Парадокс Шивы. Многозадачность вредит работе, выяснили ученые
Самым раздражающим словом в описании вакансий стала «многозадачность», выяснил в июне опрос, проведенный SuperJob. Респонденты пояснили: если работодатель упомянул это слово, значит, работать придется за троих. «Из тебя хотят сделать человека-оркестр с выполнением чужих служебных обязанностей, но зарплата будет расти у всех, кроме тебя», — делятся они своим пониманием термина.
Модное словечко критикуют и на Западе: психологи пишут, что требование одновременно заниматься несколькими делами снижает эффективность труда. По-настоящему хорошо каждый из нас способен заниматься в конкретный момент только тем, в чем действительно силен.
Проклятие многостаночника
Многозадачность прочно вошла в корпоративный лексикон по всему миру. В России есть своя причина к ней стремиться: дефицит кадров все чаще заставляет компании вслед за пушкинским попом искать «повара, конюха и плотника» в одном лице. Вот только выгода, которую работодатели хотят получить, грозит обернуться серьезными потерями и для них, и для искомых многостаночников. И они это чувствуют: столь желанная характеристика сегодня вызывает отторжение у 15% россиян. Прежний лидер — «стрессоустойчивость» — уступил первенство: вакансии, где она упомянута, пролистывают 11% кандидатов, а хрестоматийный «дружный коллектив» пугает каждого десятого. Даже «конкурентная зарплата» без указания конкретной суммы заняла скромное четвертое место (9%).

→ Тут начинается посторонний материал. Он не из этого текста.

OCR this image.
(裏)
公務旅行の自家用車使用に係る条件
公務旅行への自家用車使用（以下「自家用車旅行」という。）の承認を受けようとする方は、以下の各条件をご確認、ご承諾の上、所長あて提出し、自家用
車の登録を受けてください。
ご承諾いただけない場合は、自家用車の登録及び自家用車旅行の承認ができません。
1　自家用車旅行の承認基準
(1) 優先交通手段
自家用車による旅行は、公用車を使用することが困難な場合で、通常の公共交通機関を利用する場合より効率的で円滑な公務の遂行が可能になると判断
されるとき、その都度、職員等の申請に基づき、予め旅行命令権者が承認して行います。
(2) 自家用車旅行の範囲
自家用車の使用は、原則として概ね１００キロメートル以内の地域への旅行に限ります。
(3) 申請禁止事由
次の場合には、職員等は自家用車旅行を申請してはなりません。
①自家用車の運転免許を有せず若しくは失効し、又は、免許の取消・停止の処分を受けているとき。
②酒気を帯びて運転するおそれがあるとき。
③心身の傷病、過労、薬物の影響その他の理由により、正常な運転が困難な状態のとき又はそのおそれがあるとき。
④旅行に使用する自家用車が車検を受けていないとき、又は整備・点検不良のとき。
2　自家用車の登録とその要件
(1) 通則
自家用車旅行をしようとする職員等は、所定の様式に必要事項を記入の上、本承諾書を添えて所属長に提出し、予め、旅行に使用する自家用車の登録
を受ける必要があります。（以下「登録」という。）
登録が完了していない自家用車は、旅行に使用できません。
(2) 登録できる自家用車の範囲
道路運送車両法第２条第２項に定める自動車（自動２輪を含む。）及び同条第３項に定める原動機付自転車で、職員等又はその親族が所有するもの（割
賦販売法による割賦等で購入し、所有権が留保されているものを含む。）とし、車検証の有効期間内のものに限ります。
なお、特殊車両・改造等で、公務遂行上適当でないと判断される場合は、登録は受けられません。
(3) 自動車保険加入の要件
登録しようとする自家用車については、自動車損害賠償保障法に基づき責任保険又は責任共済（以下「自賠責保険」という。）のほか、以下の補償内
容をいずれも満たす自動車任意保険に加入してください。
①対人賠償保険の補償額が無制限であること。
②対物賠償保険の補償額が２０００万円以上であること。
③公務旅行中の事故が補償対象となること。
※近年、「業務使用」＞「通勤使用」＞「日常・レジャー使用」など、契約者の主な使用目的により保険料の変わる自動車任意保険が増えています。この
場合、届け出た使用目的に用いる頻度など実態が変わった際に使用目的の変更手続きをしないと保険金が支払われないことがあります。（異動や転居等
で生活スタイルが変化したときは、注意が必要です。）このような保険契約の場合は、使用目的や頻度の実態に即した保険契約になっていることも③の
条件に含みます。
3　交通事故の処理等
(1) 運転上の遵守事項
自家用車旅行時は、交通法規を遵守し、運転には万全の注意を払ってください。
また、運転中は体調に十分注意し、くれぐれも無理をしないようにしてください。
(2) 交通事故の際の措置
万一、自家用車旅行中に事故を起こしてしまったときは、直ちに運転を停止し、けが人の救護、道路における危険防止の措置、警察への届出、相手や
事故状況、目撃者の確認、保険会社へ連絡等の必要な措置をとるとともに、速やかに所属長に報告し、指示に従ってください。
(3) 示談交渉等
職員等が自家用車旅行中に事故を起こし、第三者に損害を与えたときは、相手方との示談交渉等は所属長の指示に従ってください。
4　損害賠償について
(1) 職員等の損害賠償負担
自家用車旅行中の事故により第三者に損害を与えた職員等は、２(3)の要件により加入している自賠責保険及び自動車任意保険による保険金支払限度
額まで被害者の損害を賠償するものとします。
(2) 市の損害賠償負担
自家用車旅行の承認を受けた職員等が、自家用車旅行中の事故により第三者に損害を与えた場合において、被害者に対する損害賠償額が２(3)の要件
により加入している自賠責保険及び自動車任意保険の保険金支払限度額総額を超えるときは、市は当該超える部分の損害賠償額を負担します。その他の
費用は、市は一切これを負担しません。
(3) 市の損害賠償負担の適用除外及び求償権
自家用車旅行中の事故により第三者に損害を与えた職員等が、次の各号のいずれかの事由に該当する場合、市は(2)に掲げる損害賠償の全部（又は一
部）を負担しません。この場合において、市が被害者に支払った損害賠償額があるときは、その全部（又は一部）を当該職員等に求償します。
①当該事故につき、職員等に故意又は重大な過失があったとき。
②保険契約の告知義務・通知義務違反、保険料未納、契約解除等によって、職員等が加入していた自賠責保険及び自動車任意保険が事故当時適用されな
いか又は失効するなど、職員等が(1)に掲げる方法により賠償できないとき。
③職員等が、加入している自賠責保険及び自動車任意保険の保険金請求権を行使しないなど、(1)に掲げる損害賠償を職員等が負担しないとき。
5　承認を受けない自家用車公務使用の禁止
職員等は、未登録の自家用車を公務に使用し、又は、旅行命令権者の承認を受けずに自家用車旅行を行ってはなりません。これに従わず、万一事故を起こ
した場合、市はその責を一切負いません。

Впервые термин «многозадачность» появился в американском журнале Datamation в 1966 году и к эффективности сотрудников отношения не имел. Автор статьи, описывая операционную систему IBM 360, восторженно рассказывал, что компьютер теперь может выполнять несколько задач одновременно. Уже тогда определение было небезупречно: просто в очереди на обработку одновременно находится несколько задач, а поскольку процессор переключается с одной на другую очень часто и очень быстро, возникает иллюзия, что задачи выполняются параллельно. Однако слово прижилось, и в 1980-е годы о многозадачности заговорили уже в контексте деятельности человека. Навык делать несколько дел одновременно понемногу начали вменять в обязанность обычным сотрудникам, и в 2010-х требование многозадачности пришло и в Россию.
Любопытно, что некоторые публицисты сразу предупредили, что человеческий мозг не предназначен для одновременного выполнения нескольких сложных задач или принятия нескольких осознанных решений. «Мы можем одновременно шагать и жевать жвачку — ничего больше», — утверждал в книге «Почему мы ошибаемся» американский популяризатор науки, лауреат Пулицеровской премии Джозеф Халлинан. По его мнению, способность человека к одновременной обработке нескольких задач — одно из самых больших заблуждений. «Нам кажется, что мы одновременно сфокусированы на нескольких видах деятельности, а на самом деле наше внимание просто разрывается между разными задачами», — констатирует он. Увы, мы не можем полноценно разделить внимание даже между двумя видами деятельности. Максимум реальной многозадачности — петь, аккомпанируя себе на гитаре, и тому подобное. Да и тогда одно из параллельных дел должно быть доведено до такой степени автоматизма, что вы над ним и не задумываетесь.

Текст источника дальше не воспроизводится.